HTML – Lists

Introduction

Lists are used to group together related pieces of information so they are clearly associated with each other and easy to read. In modern web development, lists are workhorse elements, frequently used for navigation as well as general content.

Lists are good from a structural point of view as they help create a well-structured, more accessible, easy-to-maintain document. They are also useful because they provide specialized elements to which you can attach CSS styles.

Finally, semantically correct lists help visitors read your website, and they simplify maintenance when your pages need to be updated.

The three list types

There are three list types in HTML:

1. unordered list — used to group a set of related items in no particular order

2. ordered list — used to group a set of related items in a specific order

3. description list — used to display name/value pairs such as terms and definitions

Each list type has a specific purpose and meaning in a web page.

Unordered lists

Unordered (bulleted) lists are used when a set of items can be placed in any order.

An example is a shopping list:

  • milk
  • bread
  • butter
  • coffee beans

Unordered lists use one set of <ul></ul> tags wrapped around one or more sets of <li></li> tags:

<ul>
  <li>bread</li>
  <li>coffee beans</li>
  <li>milk</li>
  <li>butter</li>
</ul>
AttributeValueDescription
compactcompactNot supported in HTML5.
Specifies that the list should render smaller than normal
typedisc
square
circle
Not supported in HTML5.
Specifies the kind of marker to use in the list

Ordered lists

Ordered (numbered) lists are used to display a list of items that should be in a specific order. An example would be cooking instructions:

  1. Gather ingredients
  2. Mix ingredients together
  3. Place ingredients in a baking dish
  4. Bake in the oven for an hour
  5. Remove from oven
  6. Allow standing for ten minutes
  7. Serve
<ol>
  <li>Gather ingredients</li>
  <li>Mix ingredients together</li>
  <li>Place ingredients in a baking dish</li>
  <li>Bake in oven for an hour</li>
  <li>Remove from oven</li>
  <li>Allow to stand for ten minutes</li>
  <li>Serve</li>
</ol>
AttributeValueDescription
compactcompactNot supported in HTML5.
Specifies that the list should render smaller than normal
startnumberSpecifies the start value of an ordered list
type1
A
a
I
i
Specifies the kind of marker to use in the list

Ordered lists can be displayed with several sequencing options.

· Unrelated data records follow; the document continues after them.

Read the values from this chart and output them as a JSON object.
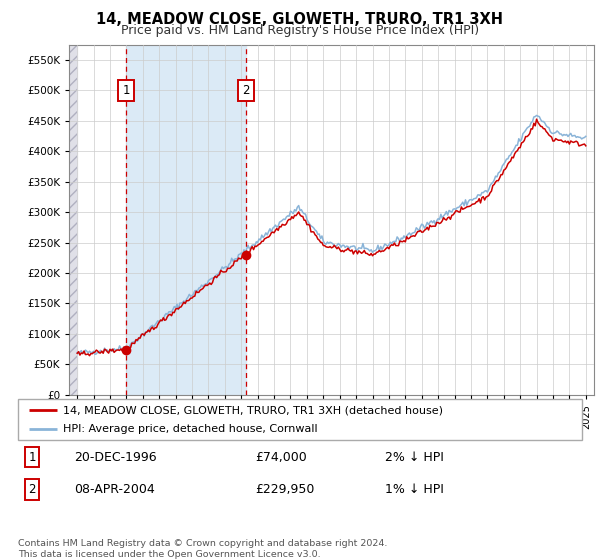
{
  "title": "14, MEADOW CLOSE, GLOWETH, TRURO, TR1 3XH",
  "subtitle": "Price paid vs. HM Land Registry's House Price Index (HPI)",
  "sale1_date": 1996.97,
  "sale1_price": 74000,
  "sale1_label": "1",
  "sale2_date": 2004.27,
  "sale2_price": 229950,
  "sale2_label": "2",
  "legend_entry1": "14, MEADOW CLOSE, GLOWETH, TRURO, TR1 3XH (detached house)",
  "legend_entry2": "HPI: Average price, detached house, Cornwall",
  "table_row1_num": "1",
  "table_row1_date": "20-DEC-1996",
  "table_row1_price": "£74,000",
  "table_row1_hpi": "2% ↓ HPI",
  "table_row2_num": "2",
  "table_row2_date": "08-APR-2004",
  "table_row2_price": "£229,950",
  "table_row2_hpi": "1% ↓ HPI",
  "footer": "Contains HM Land Registry data © Crown copyright and database right 2024.\nThis data is licensed under the Open Government Licence v3.0.",
  "hpi_color": "#8ab4d8",
  "price_color": "#cc0000",
  "vline_color": "#cc0000",
  "ylim_min": 0,
  "ylim_max": 575000,
  "xlim_min": 1993.5,
  "xlim_max": 2025.5,
  "grid_color": "#cccccc",
  "plot_bg": "#ffffff",
  "shade_between_color": "#d8e8f5",
  "hatch_color": "#d0d0d8"
}
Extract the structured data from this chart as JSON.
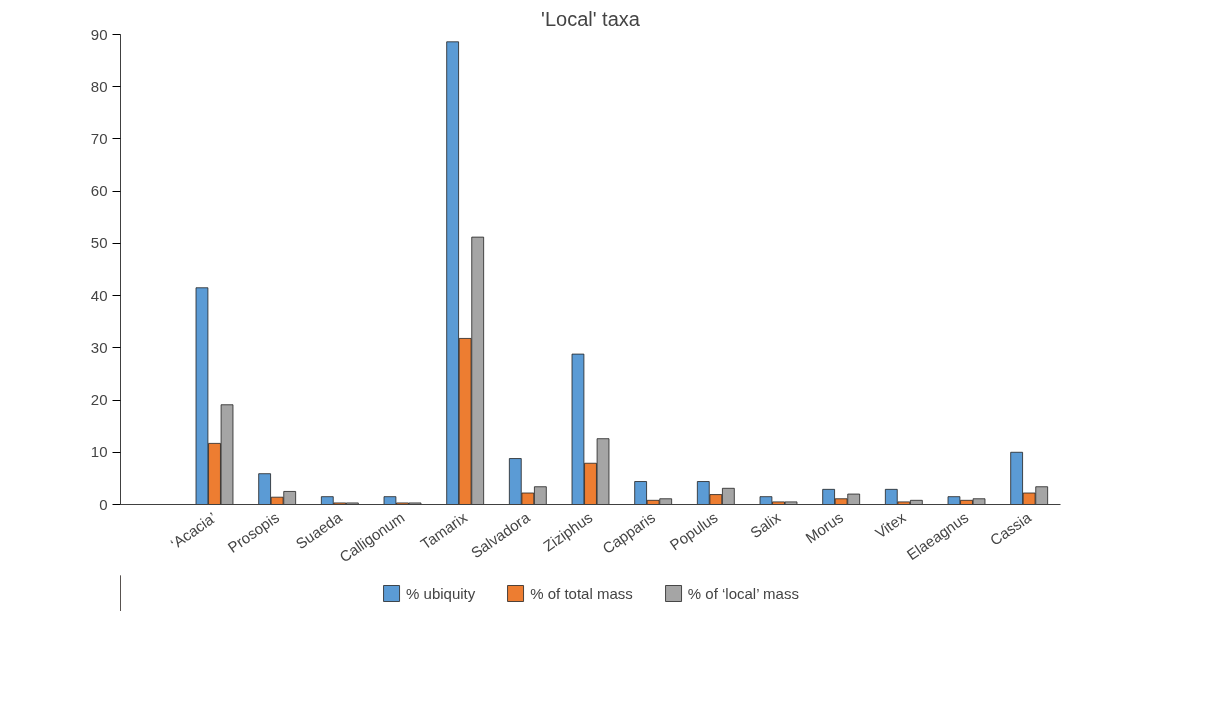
{
  "chart_data": {
    "type": "bar",
    "title": "'Local' taxa",
    "categories": [
      null,
      "‘Acacia’",
      "Prosopis",
      "Suaeda",
      "Calligonum",
      "Tamarix",
      "Salvadora",
      "Ziziphus",
      "Capparis",
      "Populus",
      "Salix",
      "Morus",
      "Vitex",
      "Elaeagnus",
      "Cassia"
    ],
    "series": [
      {
        "name": "% ubiquity",
        "color": "#5b9bd5",
        "values": [
          null,
          41.5,
          5.9,
          1.5,
          1.5,
          88.6,
          8.8,
          28.8,
          4.4,
          4.4,
          1.5,
          2.9,
          2.9,
          1.5,
          10.0
        ]
      },
      {
        "name": "% of total mass",
        "color": "#ed7d31",
        "values": [
          null,
          11.7,
          1.4,
          0.3,
          0.3,
          31.8,
          2.2,
          7.9,
          0.8,
          1.9,
          0.5,
          1.1,
          0.5,
          0.8,
          2.2
        ]
      },
      {
        "name": "% of ‘local’ mass",
        "color": "#a5a5a5",
        "values": [
          null,
          19.1,
          2.5,
          0.3,
          0.3,
          51.2,
          3.4,
          12.6,
          1.1,
          3.1,
          0.5,
          2.0,
          0.8,
          1.1,
          3.4
        ]
      }
    ],
    "ylim": [
      0,
      90
    ],
    "yticks": [
      0,
      10,
      20,
      30,
      40,
      50,
      60,
      70,
      80,
      90
    ],
    "grid": false,
    "legend": "bottom"
  }
}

The default in most browsers is decimal numbers, but there are others available:

  • Letters
    • Lowercase ascii letters (a, b, c…)
    • Uppercase ascii letters (A, B, C…).
    • Lowercase classical Greek: (έ, ή, ί…)
  • Numbers
    • Decimal numbers (1, 2, 3…)
    • Decimal numbers with leading zeros (01, 02, 03…)
    • Lowercase Roman numerals (i, ii, iii…)
    • Uppercase Roman numerals (I, II, III…)
    • Traditional Georgian numbering (an, ban, gan…)
    • Traditional Armenian numbering (mek, yerku, yerek…)

Description lists

Description lists (previously called definition lists, but renamed in HTML5) associate specific names and values within a list.

Examples might be items in an ingredient list and their descriptions, article authors and brief bios, or competition winners and the years in which they won.

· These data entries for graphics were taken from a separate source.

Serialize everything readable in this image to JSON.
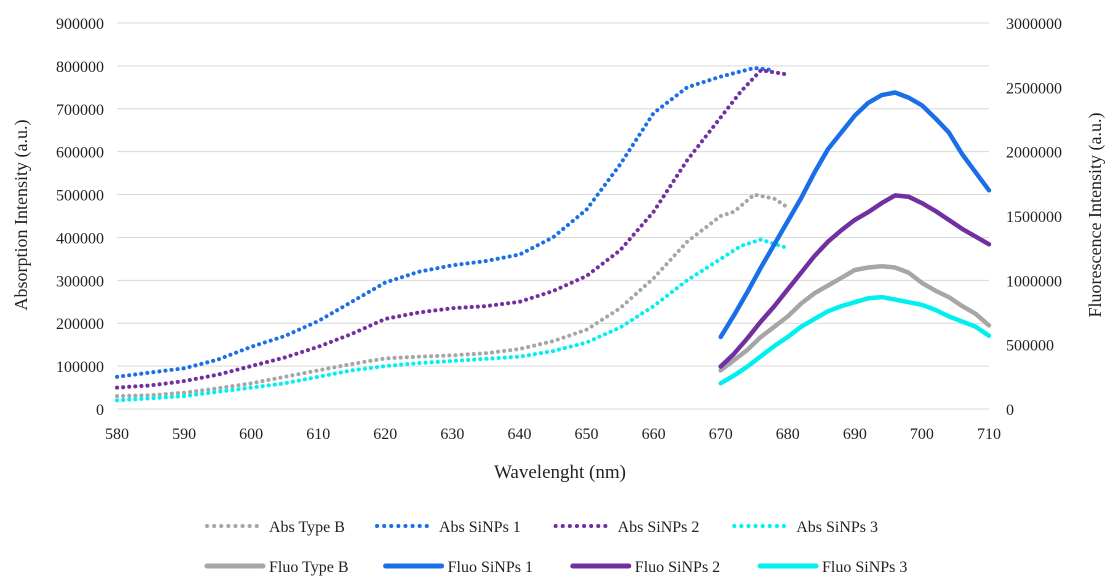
{
  "chart_data": {
    "type": "line",
    "title": "",
    "xlabel": "Wavelenght (nm)",
    "ylabel_left": "Absorption Intensity (a.u.)",
    "ylabel_right": "Fluorescence Intensity (a.u.)",
    "xlim": [
      580,
      710
    ],
    "ylim_left": [
      0,
      900000
    ],
    "ylim_right": [
      0,
      3000000
    ],
    "x_ticks": [
      "580",
      "590",
      "600",
      "610",
      "620",
      "630",
      "640",
      "650",
      "660",
      "670",
      "680",
      "690",
      "700",
      "710"
    ],
    "y_left_ticks": [
      "0",
      "100000",
      "200000",
      "300000",
      "400000",
      "500000",
      "600000",
      "700000",
      "800000",
      "900000"
    ],
    "y_right_ticks": [
      "0",
      "500000",
      "1000000",
      "1500000",
      "2000000",
      "2500000",
      "3000000"
    ],
    "grid": true,
    "legend_position": "bottom",
    "colors": {
      "type_b": "#a6a6a6",
      "sinps1": "#1a6ee8",
      "sinps2": "#7030a0",
      "sinps3": "#00f0f0"
    },
    "series": [
      {
        "name": "Abs Type B",
        "axis": "left",
        "style": "dotted",
        "color_key": "type_b",
        "x": [
          580,
          585,
          590,
          595,
          600,
          605,
          610,
          615,
          620,
          625,
          630,
          635,
          640,
          645,
          650,
          655,
          660,
          665,
          670,
          672,
          675,
          678,
          680
        ],
        "y": [
          30000,
          32000,
          38000,
          48000,
          60000,
          75000,
          90000,
          105000,
          118000,
          122000,
          125000,
          130000,
          140000,
          158000,
          185000,
          235000,
          305000,
          390000,
          450000,
          460000,
          500000,
          490000,
          470000
        ]
      },
      {
        "name": "Abs SiNPs 1",
        "axis": "left",
        "style": "dotted",
        "color_key": "sinps1",
        "x": [
          580,
          585,
          590,
          595,
          600,
          605,
          610,
          615,
          620,
          625,
          630,
          635,
          640,
          645,
          650,
          655,
          660,
          665,
          670,
          675,
          678
        ],
        "y": [
          75000,
          85000,
          95000,
          115000,
          145000,
          170000,
          205000,
          250000,
          295000,
          320000,
          335000,
          345000,
          360000,
          400000,
          465000,
          570000,
          690000,
          750000,
          775000,
          795000,
          790000
        ]
      },
      {
        "name": "Abs SiNPs 2",
        "axis": "left",
        "style": "dotted",
        "color_key": "sinps2",
        "x": [
          580,
          585,
          590,
          595,
          600,
          605,
          610,
          615,
          620,
          625,
          630,
          635,
          640,
          645,
          650,
          655,
          660,
          665,
          670,
          673,
          676,
          680
        ],
        "y": [
          50000,
          55000,
          65000,
          80000,
          100000,
          120000,
          145000,
          175000,
          210000,
          225000,
          235000,
          240000,
          250000,
          275000,
          310000,
          370000,
          460000,
          580000,
          680000,
          740000,
          790000,
          780000
        ]
      },
      {
        "name": "Abs SiNPs 3",
        "axis": "left",
        "style": "dotted",
        "color_key": "sinps3",
        "x": [
          580,
          585,
          590,
          595,
          600,
          605,
          610,
          615,
          620,
          625,
          630,
          635,
          640,
          645,
          650,
          655,
          660,
          665,
          670,
          673,
          676,
          680
        ],
        "y": [
          20000,
          25000,
          30000,
          40000,
          50000,
          60000,
          75000,
          90000,
          100000,
          107000,
          112000,
          117000,
          122000,
          135000,
          155000,
          190000,
          240000,
          300000,
          350000,
          380000,
          395000,
          375000
        ]
      },
      {
        "name": "Fluo Type B",
        "axis": "right",
        "style": "solid",
        "color_key": "type_b",
        "x": [
          670,
          672,
          674,
          676,
          678,
          680,
          682,
          684,
          686,
          688,
          690,
          692,
          694,
          696,
          698,
          700,
          702,
          704,
          706,
          708,
          710
        ],
        "y": [
          300000,
          380000,
          460000,
          560000,
          640000,
          720000,
          820000,
          900000,
          960000,
          1020000,
          1080000,
          1100000,
          1110000,
          1100000,
          1060000,
          980000,
          920000,
          870000,
          800000,
          740000,
          650000
        ]
      },
      {
        "name": "Fluo SiNPs 1",
        "axis": "right",
        "style": "solid",
        "color_key": "sinps1",
        "x": [
          670,
          672,
          674,
          676,
          678,
          680,
          682,
          684,
          686,
          688,
          690,
          692,
          694,
          696,
          698,
          700,
          702,
          704,
          706,
          708,
          710
        ],
        "y": [
          560000,
          730000,
          910000,
          1100000,
          1280000,
          1460000,
          1640000,
          1840000,
          2020000,
          2150000,
          2280000,
          2380000,
          2440000,
          2460000,
          2420000,
          2360000,
          2260000,
          2150000,
          1980000,
          1840000,
          1700000
        ]
      },
      {
        "name": "Fluo SiNPs 2",
        "axis": "right",
        "style": "solid",
        "color_key": "sinps2",
        "x": [
          670,
          672,
          674,
          676,
          678,
          680,
          682,
          684,
          686,
          688,
          690,
          692,
          694,
          696,
          698,
          700,
          702,
          704,
          706,
          708,
          710
        ],
        "y": [
          330000,
          430000,
          550000,
          680000,
          800000,
          930000,
          1060000,
          1190000,
          1300000,
          1390000,
          1470000,
          1530000,
          1600000,
          1660000,
          1650000,
          1600000,
          1540000,
          1470000,
          1400000,
          1340000,
          1280000
        ]
      },
      {
        "name": "Fluo SiNPs 3",
        "axis": "right",
        "style": "solid",
        "color_key": "sinps3",
        "x": [
          670,
          672,
          674,
          676,
          678,
          680,
          682,
          684,
          686,
          688,
          690,
          692,
          694,
          696,
          698,
          700,
          702,
          704,
          706,
          708,
          710
        ],
        "y": [
          200000,
          260000,
          330000,
          410000,
          490000,
          560000,
          640000,
          700000,
          760000,
          800000,
          830000,
          860000,
          870000,
          850000,
          830000,
          810000,
          770000,
          720000,
          680000,
          640000,
          570000
        ]
      }
    ]
  }
}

You can have as many name-value groups as you like, but there must be at least one name and at least one value in each pair.

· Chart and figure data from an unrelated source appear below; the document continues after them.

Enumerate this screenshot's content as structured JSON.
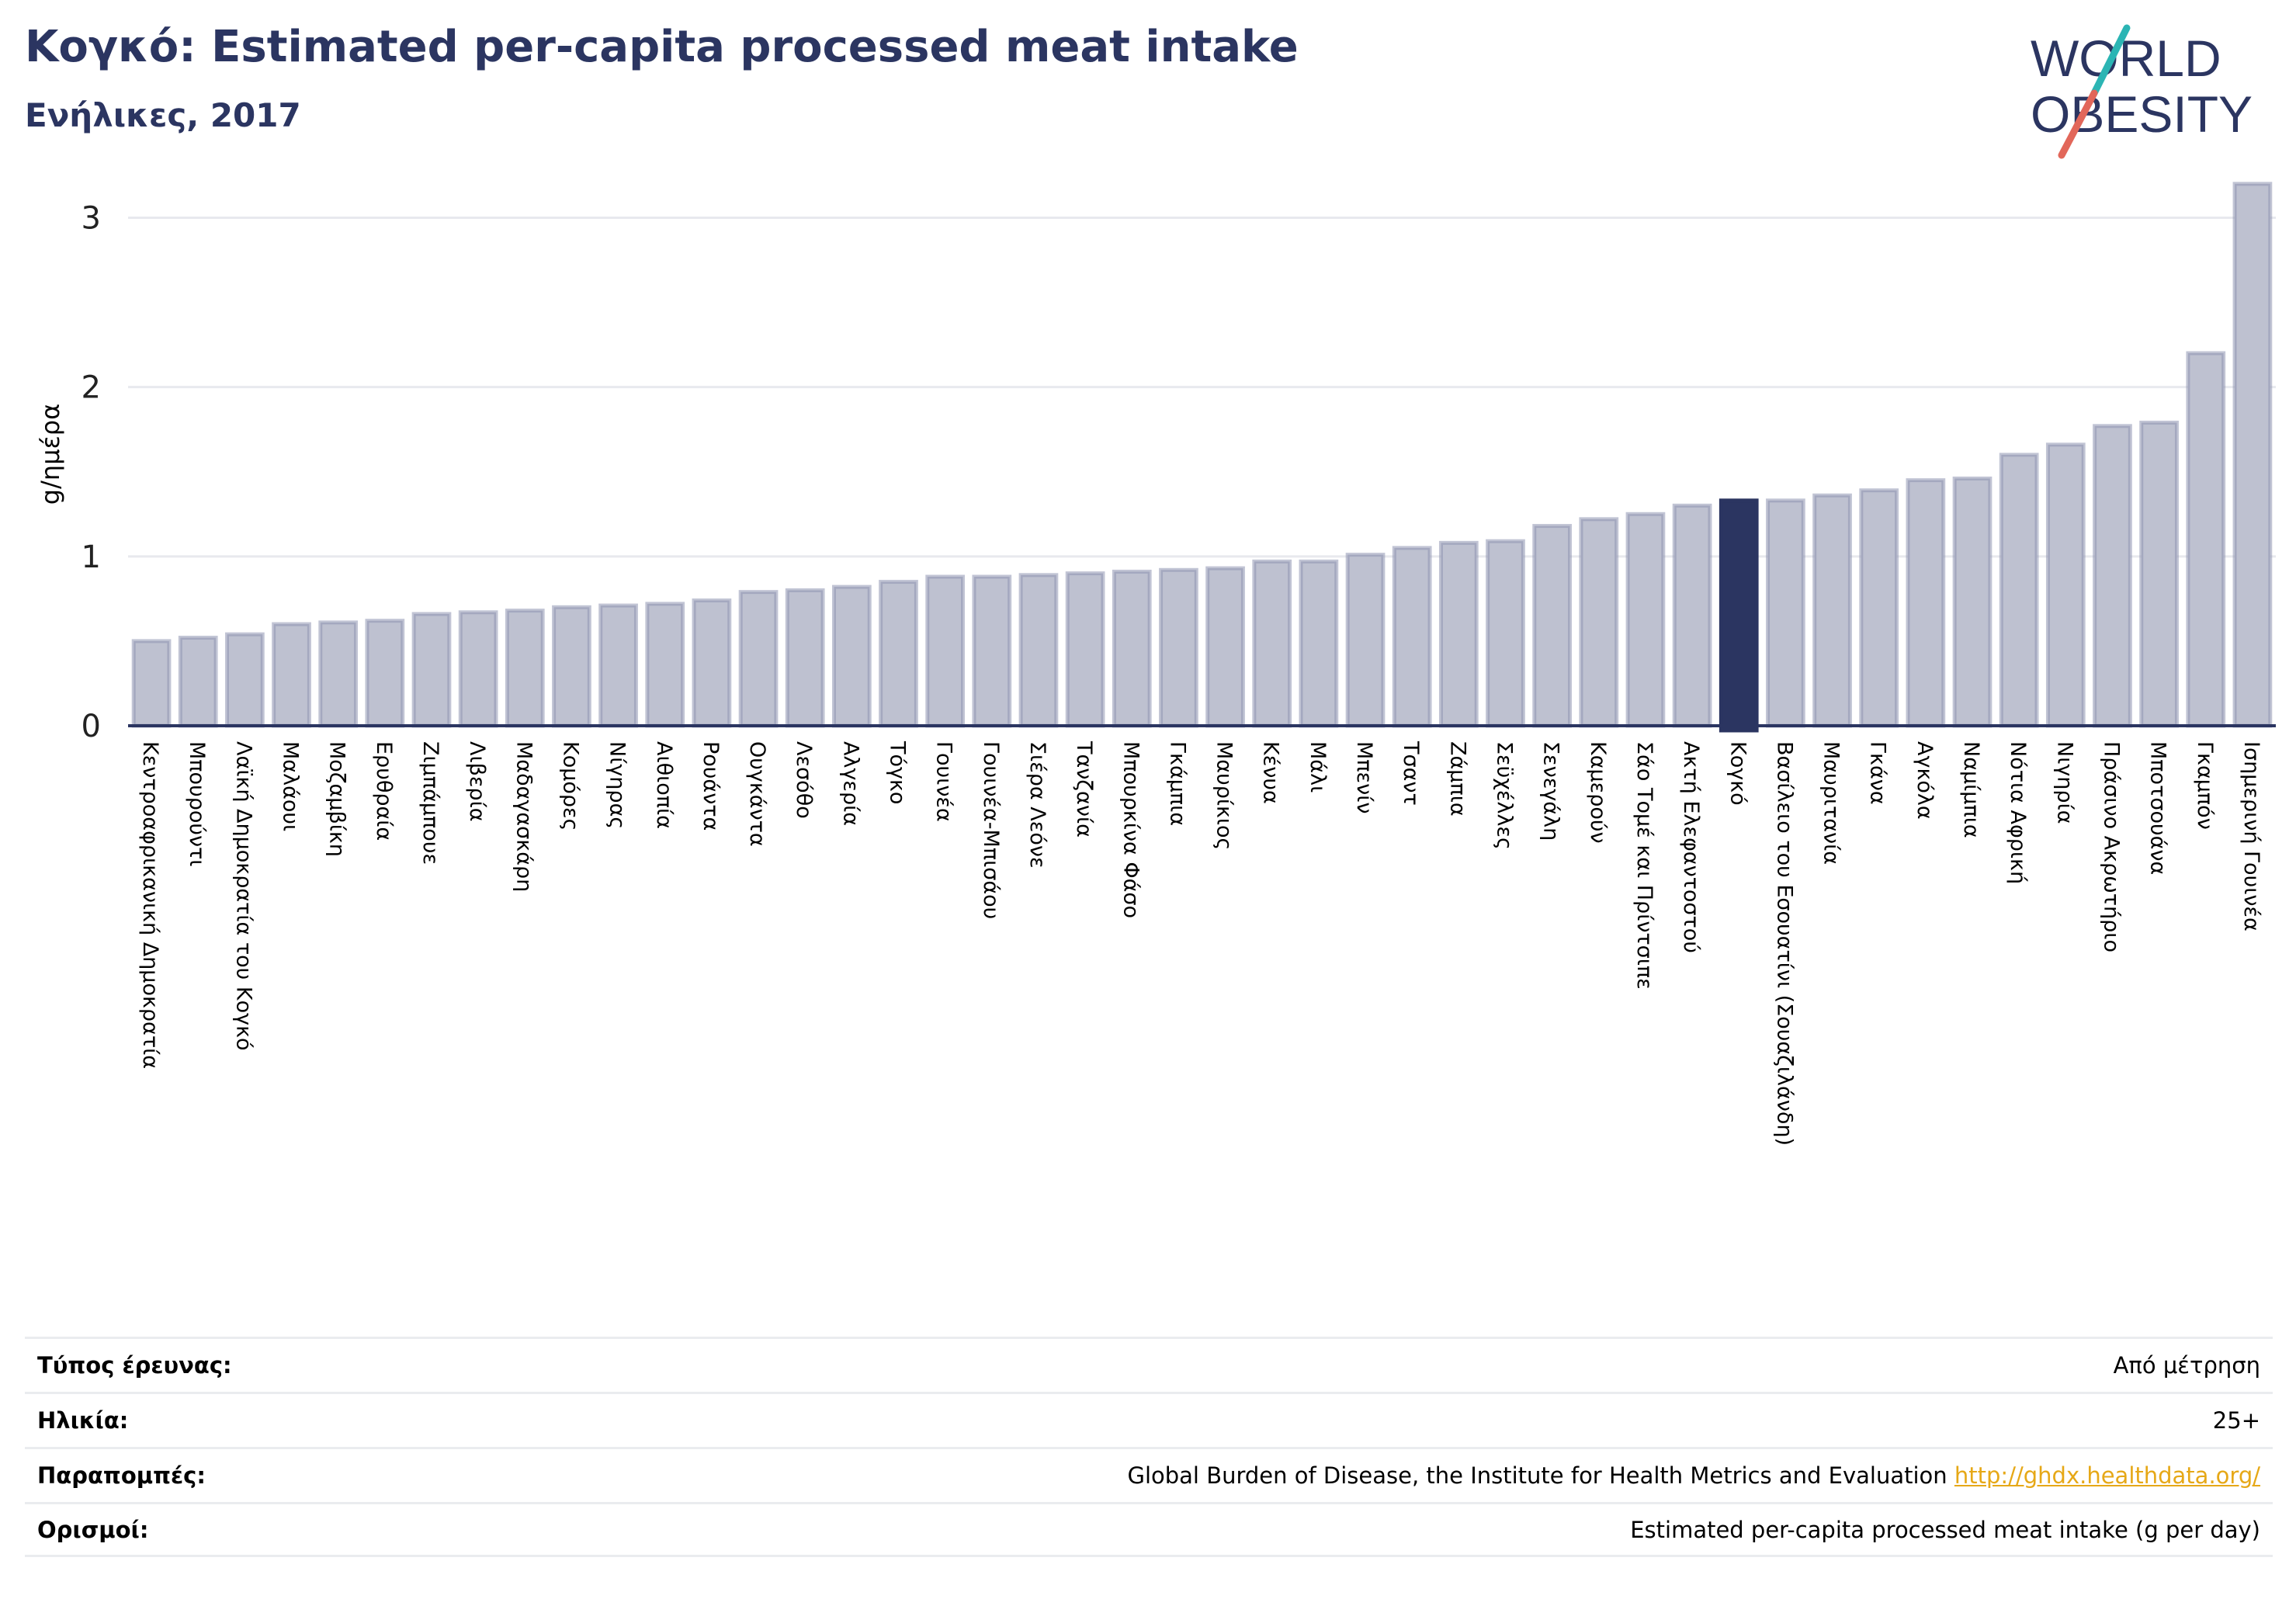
{
  "header": {
    "title": "Κογκό: Estimated per-capita processed meat intake",
    "subtitle": "Ενήλικες, 2017"
  },
  "logo": {
    "line1": "WORLD",
    "line2": "OBESITY",
    "colors": {
      "text": "#2b3561",
      "slash_teal": "#2bb5b4",
      "slash_red": "#e2675a"
    }
  },
  "colors": {
    "bar": "#bec1d0",
    "bar_stroke": "#8e94b0",
    "highlight": "#2b3561",
    "grid": "#e8e9ee",
    "axis": "#2b3561"
  },
  "chart_data": {
    "type": "bar",
    "ylabel": "g/ημέρα",
    "ylim": [
      0,
      3.3
    ],
    "yticks": [
      0,
      1,
      2,
      3
    ],
    "highlight": "Κογκό",
    "categories": [
      "Κεντροαφρικανική Δημοκρατία",
      "Μπουρούντι",
      "Λαϊκή Δημοκρατία του Κογκό",
      "Μαλάουι",
      "Μοζαμβίκη",
      "Ερυθραία",
      "Ζιμπάμπουε",
      "Λιβερία",
      "Μαδαγασκάρη",
      "Κομόρες",
      "Νίγηρας",
      "Αιθιοπία",
      "Ρουάντα",
      "Ουγκάντα",
      "Λεσόθο",
      "Αλγερία",
      "Τόγκο",
      "Γουινέα",
      "Γουινέα-Μπισάου",
      "Σιέρα Λεόνε",
      "Τανζανία",
      "Μπουρκίνα Φάσο",
      "Γκάμπια",
      "Μαυρίκιος",
      "Κένυα",
      "Μάλι",
      "Μπενίν",
      "Τσαντ",
      "Ζάμπια",
      "Σεϋχέλλες",
      "Σενεγάλη",
      "Καμερούν",
      "Σάο Τομέ και Πρίντσιπε",
      "Ακτή Ελεφαντοστού",
      "Κογκό",
      "Βασίλειο του Εσουατίνι (Σουαζιλάνδη)",
      "Μαυριτανία",
      "Γκάνα",
      "Αγκόλα",
      "Ναμίμπια",
      "Νότια Αφρική",
      "Νιγηρία",
      "Πράσινο Ακρωτήριο",
      "Μποτσουάνα",
      "Γκαμπόν",
      "Ισημερινή Γουινέα"
    ],
    "values": [
      0.5,
      0.52,
      0.54,
      0.6,
      0.61,
      0.62,
      0.66,
      0.67,
      0.68,
      0.7,
      0.71,
      0.72,
      0.74,
      0.79,
      0.8,
      0.82,
      0.85,
      0.88,
      0.88,
      0.89,
      0.9,
      0.91,
      0.92,
      0.93,
      0.97,
      0.97,
      1.01,
      1.05,
      1.08,
      1.09,
      1.18,
      1.22,
      1.25,
      1.3,
      1.33,
      1.33,
      1.36,
      1.39,
      1.45,
      1.46,
      1.6,
      1.66,
      1.77,
      1.79,
      2.2,
      3.2
    ]
  },
  "meta": [
    {
      "label": "Τύπος έρευνας:",
      "value": "Από μέτρηση"
    },
    {
      "label": "Ηλικία:",
      "value": "25+"
    },
    {
      "label": "Παραπομπές:",
      "value": "Global Burden of Disease, the Institute for Health Metrics and Evaluation",
      "link": "http://ghdx.healthdata.org/"
    },
    {
      "label": "Ορισμοί:",
      "value": "Estimated per-capita processed meat intake (g per day)"
    }
  ]
}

Description lists use one set of <dl></dl> tags wrapped around one or more groups of <dt></dt> (name) and <dd></dd> (value) tags.

You must pair at least one <dt></dt> with at least one <dd></dd>, and the <dt></dt>should always come first in the source order.

<dl>
  <dt>Name1</dt>
  <dd>Value that applies to Name1</dd>
  <dt>Name2</dt>
  <dt>Name3</dt>
  <dd>Value that applies to both Name2 and Name3</dd>
  <dt>Name4</dt>
  <dd>One value that applies to Name4</dd>
  <dd>Another value that applies to Name4</dd>
</dl>

Result:

Name1

  Value that applies to Name1

Name2

Name3

  Value that applies to both Name2 and Name3

Name4

  One value that applies to Name4

  Another value that applies to Name4

HTML list advantages

1. Flexibility :-

If you have to change the order of the list items in an ordered list, you simply move around the list item elements; when the browser renders the list, it will be properly ordered.

2. Styling :-

Using an HTML list allows you to style the list properly using CSS. The list item tags <li> are different from the other tags in your document, so you can specifically target CSS rules to them.

3. Semantics :-

HTML lists give the content the proper semantic structure. This has important benefits, such as allowing screen readers to tell users with visual impairments that they are reading a list, rather than just reading out a confusing jumble of text and numbers.

To put it another way, don’t code list items using regular text tags. Using text instead of a list makes more work for you and can create problems for your document’s readers. So if your document needs a list, you should use the correct HTML list format.